Warum Nachtfahrten so anstrengend sind

Viele fühlen sich unwohl

Warum Autofahren bei Dunkelheit so anstrengend ist


21.11.2025 – 07:38 UhrLesedauer: 2 Min.

Fahren bei Nacht: Für den Körper ist es herausfordernd. (Quelle: IMAGO/Jose Carlos Ichiro/imago)

Nächtliches Autofahren überfordert viele. Woran das liegt, wie man sich vorbereiten kann und in welchem Fall auch Technik nicht hilft.

Viele Autofahrer fühlen sich bei Dunkelheit unwohl. Besonders Frauen schätzen ihr Sehvermögen in der Nacht häufig als unzureichend ein: Nur 40 Prozent halten es für gut. Jede dritte Frau versucht laut einer Umfrage der Kfz-Versicherung DA Direkt, Fahrten bei Dunkelheit zu vermeiden. Männer sind hier deutlich selbstbewusster – zwei Drittel geben an, nachts gut sehen zu können. Und auch das Alter spielt eine Rolle: Während 45 Prozent der Unter-30-Jährigen nächtliche Autofahrten wegen des geringeren Verkehrs sogar als angenehm empfinden, sinkt der Anteil bei den über 60-Jährigen auf nur noch 31 Prozent.

Bei Dunkelheit und Dämmerung ist das Auge besonders gefordert. Die ständige Anpassung an wechselnde Lichtverhältnisse – etwa durch entgegenkommende Scheinwerfer, unzureichende Beleuchtung oder Regen – strengt an und kann die Reaktionszeit verlängern. Wer schlecht sieht, schätzt Entfernungen oft ungenau ein. Unsicherheit, eine niedrigere Geschwindigkeit und ein höheres Unfallrisiko sind mögliche Folgen.

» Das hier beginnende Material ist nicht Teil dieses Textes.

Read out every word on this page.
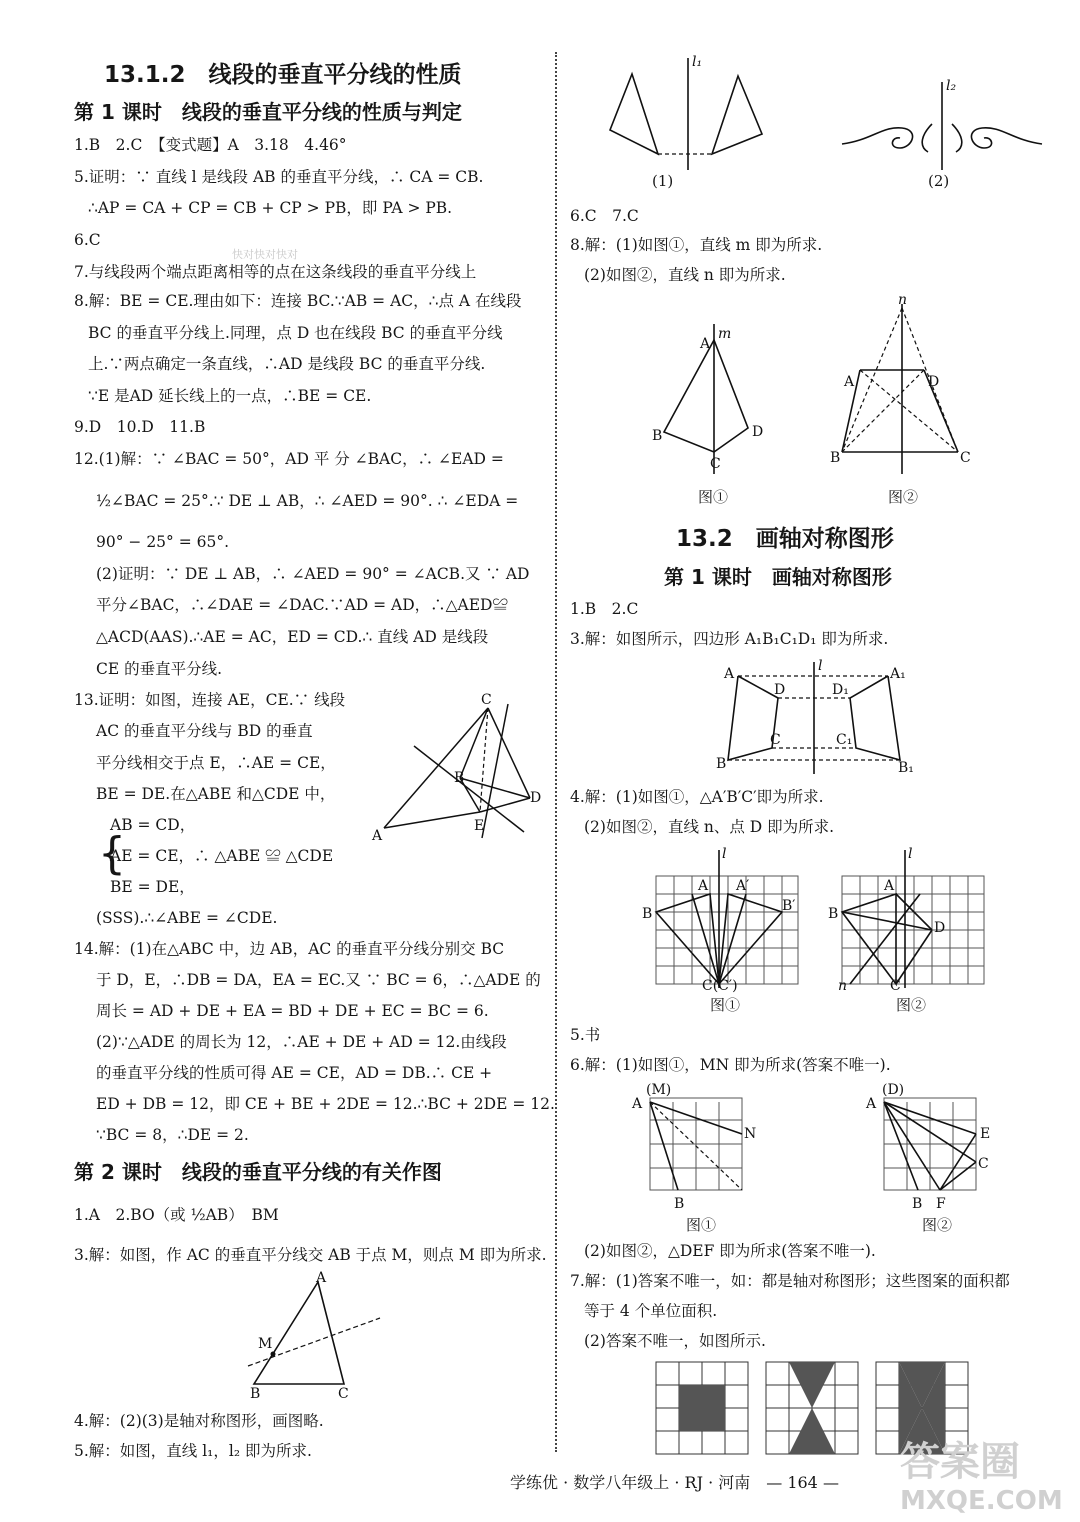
13.1.2　线段的垂直平分线的性质
第 1 课时　线段的垂直平分线的性质与判定
1.B　2.C　【变式题】A　3.18　4.46°
5.证明：∵ 直线 l 是线段 AB 的垂直平分线，∴ CA = CB.
∴AP = CA + CP = CB + CP > PB，即 PA > PB.
6.C
7.与线段两个端点距离相等的点在这条线段的垂直平分线上
8.解：BE = CE.理由如下：连接 BC.∵AB = AC，∴点 A 在线段
BC 的垂直平分线上.同理，点 D 也在线段 BC 的垂直平分线
上.∵两点确定一条直线，∴AD 是线段 BC 的垂直平分线.
∵E 是AD 延长线上的一点，∴BE = CE.
9.D　10.D　11.B
12.(1)解：∵ ∠BAC = 50°，AD 平 分 ∠BAC，∴ ∠EAD =
½∠BAC = 25°.∵ DE ⊥ AB，∴ ∠AED = 90°. ∴ ∠EDA =
90° − 25° = 65°.
(2)证明：∵ DE ⊥ AB，∴ ∠AED = 90° = ∠ACB.又 ∵ AD
平分∠BAC，∴∠DAE = ∠DAC.∵AD = AD，∴△AED≌
△ACD(AAS).∴AE = AC，ED = CD.∴ 直线 AD 是线段
CE 的垂直平分线.
13.证明：如图，连接 AE，CE.∵ 线段
AC 的垂直平分线与 BD 的垂直
平分线相交于点 E，∴AE = CE，
BE = DE.在△ABE 和△CDE 中，
{
AB = CD，
AE = CE，∴ △ABE ≌ △CDE
BE = DE，
(SSS).∴∠ABE = ∠CDE.
C
B
D
A
E
14.解：(1)在△ABC 中，边 AB，AC 的垂直平分线分别交 BC
于 D，E，∴DB = DA，EA = EC.又 ∵ BC = 6，∴△ADE 的
周长 = AD + DE + EA = BD + DE + EC = BC = 6.
(2)∵△ADE 的周长为 12，∴AE + DE + AD = 12.由线段
的垂直平分线的性质可得 AE = CE，AD = DB.∴ CE +
ED + DB = 12，即 CE + BE + 2DE = 12.∴BC + 2DE = 12.
∵BC = 8，∴DE = 2.
第 2 课时　线段的垂直平分线的有关作图
1.A　2.BO（或 ½AB）　BM
3.解：如图，作 AC 的垂直平分线交 AB 于点 M，则点 M 即为所求.
A
M
B	C
4.解：(2)(3)是轴对称图形，画图略.
5.解：如图，直线 l₁，l₂ 即为所求.
l₁
l₂
(1)	(2)
6.C　7.C
8.解：(1)如图①，直线 m 即为所求.
(2)如图②，直线 n 即为所求.
m
A
B	D
C
n
A	D
B	C
图①	图②
13.2　画轴对称图形
第 1 课时　画轴对称图形
1.B　2.C
3.解：如图所示，四边形 A₁B₁C₁D₁ 即为所求.
l
A
D
C
B
D₁
C₁
A₁
B₁
4.解：(1)如图①，△A′B′C′即为所求.
(2)如图②，直线 n、点 D 即为所求.
l
A A′
B	B′
C(C′)
l
A
B
D
C
n
图①	图②
5.书
6.解：(1)如图①，MN 即为所求(答案不唯一).
A
(M)
N
B
A
(D)
E
C
B F
图①	图②
(2)如图②，△DEF 即为所求(答案不唯一).
7.解：(1)答案不唯一，如：都是轴对称图形；这些图案的面积都
等于 4 个单位面积.
(2)答案不唯一，如图所示.
学练优 · 数学八年级上 · RJ · 河南　— 164 —
快对快对快对
答案圈
MXQE.COM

Hinzu kommt: Autofahrten in der Nacht laufen dem natürlichen Biorhythmus zuwider. Der Körper ist abends auf Ruhe eingestellt – besonders zwischen drei und vier Uhr morgens befindet sich der Mensch im sogenannten biologischen Tief. Müdigkeit beeinträchtigt Konzentration und Aufmerksamkeit, oft schleichend. Wer vor Nachtfahrten Medikamente einnimmt, sollte den Beipackzettel genau lesen: Einige Wirkstoffe machen müde, andere – etwa bestimmte Schmerzmittel – verengen die Pupillen und reduzieren das Sehvermögen zusätzlich.

Nicht nur Müdigkeit schränkt das Sehen bei Nacht ein – auch Erkrankungen wie der Graue Star oder angeborene Nachtblindheit wirken sich aus. Der Graue Star führt zu einer Eintrübung der Linse und erhöhtem Blendempfinden. Viele bemerken ihn zunächst nicht. Regelmäßige Kontrollen beim Augenarzt – besonders ab 50 Jahren – sind deshalb sinnvoll. Nachtblindheit dagegen ist meist angeboren oder entwickelt sich schleichend. Sie lässt sich nicht behandeln und wird bei üblichen Sehtests häufig nicht erkannt.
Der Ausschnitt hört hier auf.